Beim Bonner Ruderklub 1887 treffen wir den Rest der Crew: Wolfgang und Stefanie aus Regenburg und Peter aus Bonn. Wir inspizieren gleich unser Boot „Lac Léman“, dass uns der Bonner Ruderklub zur Verfügung stellt. Der Bootspark ist für uns Donauruderer sehr interessant, großteils Schellenbacher Boote, fast alle haben Lenzklappen, auf Kielniveau abgeflachte Fuß- und Handsteuer und umgebaute Stemmbrett-Fixierungen mit Federbolzen, die mittels ausgeklügelten Zugleinen mit einem Handgriff gelöst, verschoben und wieder fixiert werden können. Es geht gleich an die Arbeit: die Bug- und Heckabdeckungen werden montiert, die Ausleger ca. 15 cm breit mit durchsichtigem Tesaband abgeklebt (mit 1-2 cm Abstand zum Waschbord, damit das Wasser abrinnen kann) und eine elektrische Lenzpumpe mit Batterie installiert. Jetzt ist unser Boot fit für den Rheinmarathon!

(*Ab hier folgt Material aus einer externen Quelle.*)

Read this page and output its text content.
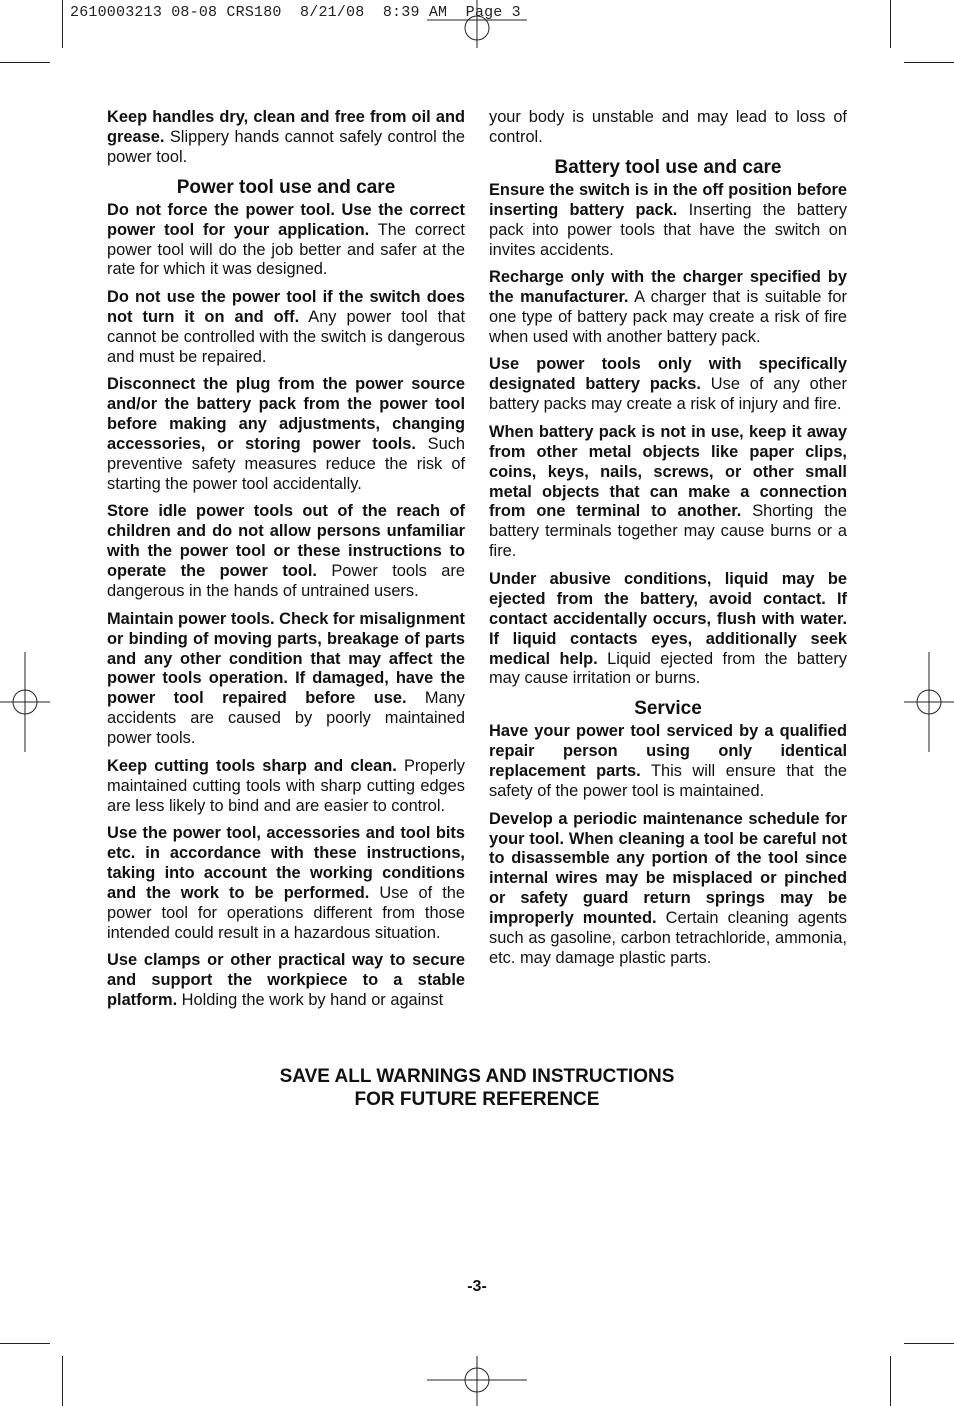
2610003213 08-08 CRS180  8/21/08  8:39 AM  Page 3

Keep handles dry, clean and free from oil and grease. Slippery hands cannot safely control the power tool.

Power tool use and care

Do not force the power tool. Use the correct power tool for your application. The correct power tool will do the job better and safer at the rate for which it was designed.

Do not use the power tool if the switch does not turn it on and off. Any power tool that cannot be controlled with the switch is dangerous and must be repaired.

Disconnect the plug from the power source and/or the battery pack from the power tool before making any adjustments, changing accessories, or storing power tools. Such preventive safety measures reduce the risk of starting the power tool accidentally.

Store idle power tools out of the reach of children and do not allow persons unfamiliar with the power tool or these instructions to operate the power tool. Power tools are dangerous in the hands of untrained users.

Maintain power tools. Check for misalignment or binding of moving parts, breakage of parts and any other condition that may affect the power tools operation. If damaged, have the power tool repaired before use. Many accidents are caused by poorly maintained power tools.

Keep cutting tools sharp and clean. Properly maintained cutting tools with sharp cutting edges are less likely to bind and are easier to control.

Use the power tool, accessories and tool bits etc. in accordance with these instructions, taking into account the working conditions and the work to be performed. Use of the power tool for operations different from those intended could result in a hazardous situation.

Use clamps or other practical way to secure and support the workpiece to a stable platform. Holding the work by hand or against

your body is unstable and may lead to loss of control.

Battery tool use and care

Ensure the switch is in the off position before inserting battery pack. Inserting the battery pack into power tools that have the switch on invites accidents.

Recharge only with the charger specified by the manufacturer. A charger that is suitable for one type of battery pack may create a risk of fire when used with another battery pack.

Use power tools only with specifically designated battery packs. Use of any other battery packs may create a risk of injury and fire.

When battery pack is not in use, keep it away from other metal objects like paper clips, coins, keys, nails, screws, or other small metal objects that can make a connection from one terminal to another. Shorting the battery terminals together may cause burns or a fire.

Under abusive conditions, liquid may be ejected from the battery, avoid contact. If contact accidentally occurs, flush with water. If liquid contacts eyes, additionally seek medical help. Liquid ejected from the battery may cause irritation or burns.

Service

Have your power tool serviced by a qualified repair person using only identical replacement parts. This will ensure that the safety of the power tool is maintained.

Develop a periodic maintenance schedule for your tool. When cleaning a tool be careful not to disassemble any portion of the tool since internal wires may be misplaced or pinched or safety guard return springs may be improperly mounted. Certain cleaning agents such as gasoline, carbon tetrachloride, ammonia, etc. may damage plastic parts.

SAVE ALL WARNINGS AND INSTRUCTIONS
FOR FUTURE REFERENCE
-3-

Am nächsten Tag rudern wir von Bonn nach Leverkusen und können den Rhein und seine Schifffahrt ohne Wettkampfbedingungen kennenlernen. Da Peter am Freitag arbeiten muss, wird er durch Ricarda vertreten. Der Rhein hat Niedrigwasser, sodass breite Schotterbänke die Ufer säumen und das Fahrwasser in seiner Breite eingeschränkt ist. Der Schiffsverkehr wird dichter je näher wir den Industriegebieten und Hafenanlagen von Köln kommen, sodass wir die Taktik der Großschifffahrt studieren können. Besonders interessant ist der Wechsel von rechts- auf Linksverkehr, der durch eine große blaue Tafel mit Blinklicht auf der Steuerbordseite angezeigt wird. Wenn auf Rechtsverkehr zurückgekreuzt wird, wird die Tafel wieder weggeklappt.

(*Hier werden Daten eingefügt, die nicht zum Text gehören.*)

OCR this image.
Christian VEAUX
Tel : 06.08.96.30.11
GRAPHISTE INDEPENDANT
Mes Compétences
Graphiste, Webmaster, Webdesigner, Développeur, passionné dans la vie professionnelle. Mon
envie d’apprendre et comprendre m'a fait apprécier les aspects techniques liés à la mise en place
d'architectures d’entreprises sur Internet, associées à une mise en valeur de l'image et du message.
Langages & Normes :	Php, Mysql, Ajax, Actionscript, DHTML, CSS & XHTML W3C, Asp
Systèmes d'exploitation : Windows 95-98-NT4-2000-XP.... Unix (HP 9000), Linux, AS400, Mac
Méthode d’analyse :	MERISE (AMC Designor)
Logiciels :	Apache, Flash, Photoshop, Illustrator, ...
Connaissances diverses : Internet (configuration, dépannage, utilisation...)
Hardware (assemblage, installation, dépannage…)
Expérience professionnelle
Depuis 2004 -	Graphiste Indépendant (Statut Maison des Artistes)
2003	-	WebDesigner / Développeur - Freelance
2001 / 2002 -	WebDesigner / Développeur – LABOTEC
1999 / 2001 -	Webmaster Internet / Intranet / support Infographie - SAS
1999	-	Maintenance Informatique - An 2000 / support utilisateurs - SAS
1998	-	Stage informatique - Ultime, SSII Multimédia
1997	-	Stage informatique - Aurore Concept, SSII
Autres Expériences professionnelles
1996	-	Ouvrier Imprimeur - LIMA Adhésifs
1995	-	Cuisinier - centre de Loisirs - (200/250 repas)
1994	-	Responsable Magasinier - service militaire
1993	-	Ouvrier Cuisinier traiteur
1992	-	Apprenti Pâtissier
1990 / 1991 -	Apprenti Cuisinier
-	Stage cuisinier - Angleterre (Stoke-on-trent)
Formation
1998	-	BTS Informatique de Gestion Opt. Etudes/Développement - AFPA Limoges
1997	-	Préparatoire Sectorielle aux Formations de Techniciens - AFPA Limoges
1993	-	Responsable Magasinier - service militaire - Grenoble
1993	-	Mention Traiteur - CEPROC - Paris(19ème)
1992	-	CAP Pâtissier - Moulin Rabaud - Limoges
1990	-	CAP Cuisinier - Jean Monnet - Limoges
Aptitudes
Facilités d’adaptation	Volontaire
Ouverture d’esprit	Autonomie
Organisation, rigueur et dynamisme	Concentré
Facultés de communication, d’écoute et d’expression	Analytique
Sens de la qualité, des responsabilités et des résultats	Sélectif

Nach der Mittagspause in Porz bietet uns die Durchfahrt durch Köln einen herrlichen Blick auf den Kölner Dom und die modernen Gebäude am linken Rheinufer und erinnert etwas an die Elbe bei Dresden: Sehenswürdigkeiten, viele Brücken, Ausflugsschiffe und Wellen.

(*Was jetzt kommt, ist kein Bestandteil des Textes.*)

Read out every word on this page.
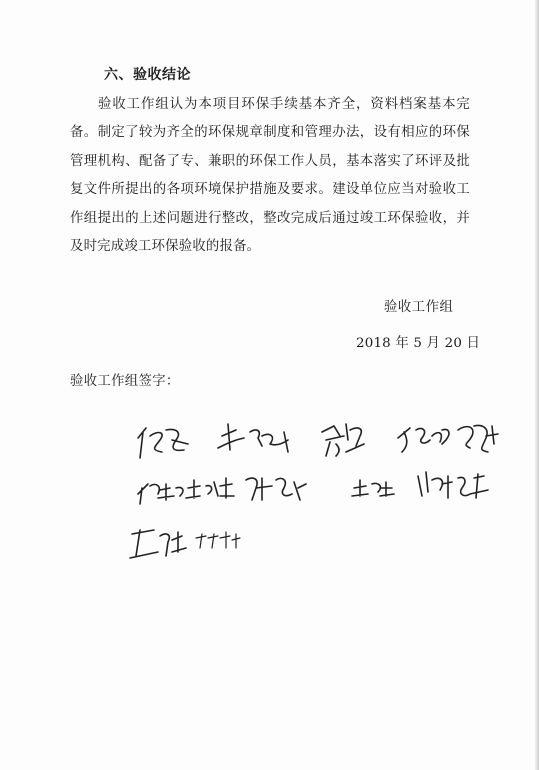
六、验收结论
验收工作组认为本项目环保手续基本齐全，资料档案基本完备。制定了较为齐全的环保规章制度和管理办法，设有相应的环保管理机构、配备了专、兼职的环保工作人员，基本落实了环评及批复文件所提出的各项环境保护措施及要求。建设单位应当对验收工作组提出的上述问题进行整改，整改完成后通过竣工环保验收，并及时完成竣工环保验收的报备。
验收工作组
2018 年 5 月 20 日
验收工作组签字：
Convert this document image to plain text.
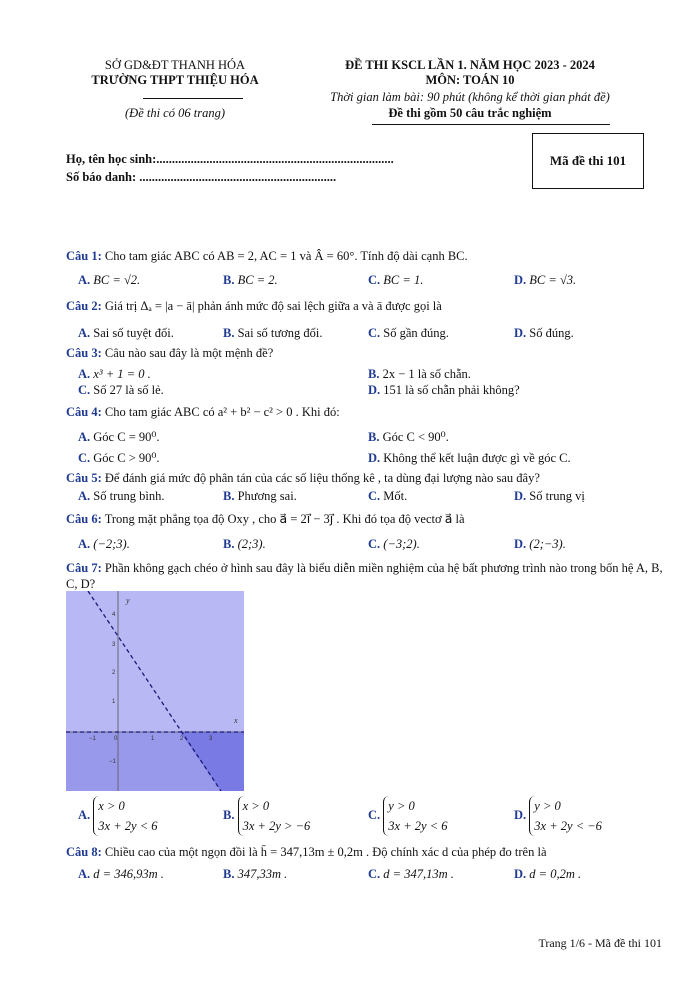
SỞ GD&ĐT THANH HÓA
TRƯỜNG THPT THIỆU HÓA
(Đề thi có 06 trang)
ĐỀ THI KSCL LẦN 1. NĂM HỌC 2023 - 2024
MÔN: TOÁN 10
Thời gian làm bài: 90 phút (không kể thời gian phát đề)
Đề thi gồm 50 câu trắc nghiệm
Họ, tên học sinh:............................................................................
Số báo danh: ...............................................................
Mã đề thi 101
Câu 1: Cho tam giác ABC có AB = 2, AC = 1 và Â = 60°. Tính độ dài cạnh BC.
A. BC = √2.	B. BC = 2.	C. BC = 1.	D. BC = √3.
Câu 2: Giá trị Δₐ = |a − ā| phản ánh mức độ sai lệch giữa a và ā được gọi là
A. Sai số tuyệt đối.	B. Sai số tương đối.	C. Số gần đúng.	D. Số đúng.
Câu 3: Câu nào sau đây là một mệnh đề?
A. x³ + 1 = 0 .	B. 2x − 1 là số chẵn.
C. Số 27 là số lẻ.	D. 151 là số chẵn phải không?
Câu 4: Cho tam giác ABC có a² + b² − c² > 0 . Khi đó:
A. Góc C = 90⁰.	B. Góc C < 90⁰.
C. Góc C > 90⁰.	D. Không thể kết luận được gì về góc C.
Câu 5: Để đánh giá mức độ phân tán của các số liệu thống kê , ta dùng đại lượng nào sau đây?
A. Số trung bình.	B. Phương sai.	C. Mốt.	D. Số trung vị
Câu 6: Trong mặt phẳng tọa độ Oxy , cho a⃗ = 2i⃗ − 3j⃗ . Khi đó tọa độ vectơ a⃗ là
A. (−2;3).	B. (2;3).	C. (−3;2).	D. (2;−3).
Câu 7: Phần không gạch chéo ở hình sau đây là biểu diễn miền nghiệm của hệ bất phương trình nào trong bốn hệ A, B, C, D?
y
x
4
3
2
1
−1
−1	0	1	2	3
A. x > 0
3x + 2y < 6
B. x > 0
3x + 2y > −6
C. y > 0
3x + 2y < 6
D. y > 0
3x + 2y < −6
Câu 8: Chiều cao của một ngọn đồi là h̄ = 347,13m ± 0,2m . Độ chính xác d của phép đo trên là
A. d = 346,93m .	B. 347,33m .	C. d = 347,13m .	D. d = 0,2m .
Trang 1/6 - Mã đề thi 101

Am Nachmittag kommen wir in Leverkusen an und legen unser Boot neben vielen anderen im Ruderklub RTHC Bayer Leverkusen ab. Wir sehen im Bootshaus, dass man den Dollenschutz mit Tennisbällen noch perfektionieren kann, und bewundern das Ruderbecken im Keller des Klubgebäudes. Nach einer Stärkung im Klubrestaurant fahren wir nach Düsseldorf in unser Quartier.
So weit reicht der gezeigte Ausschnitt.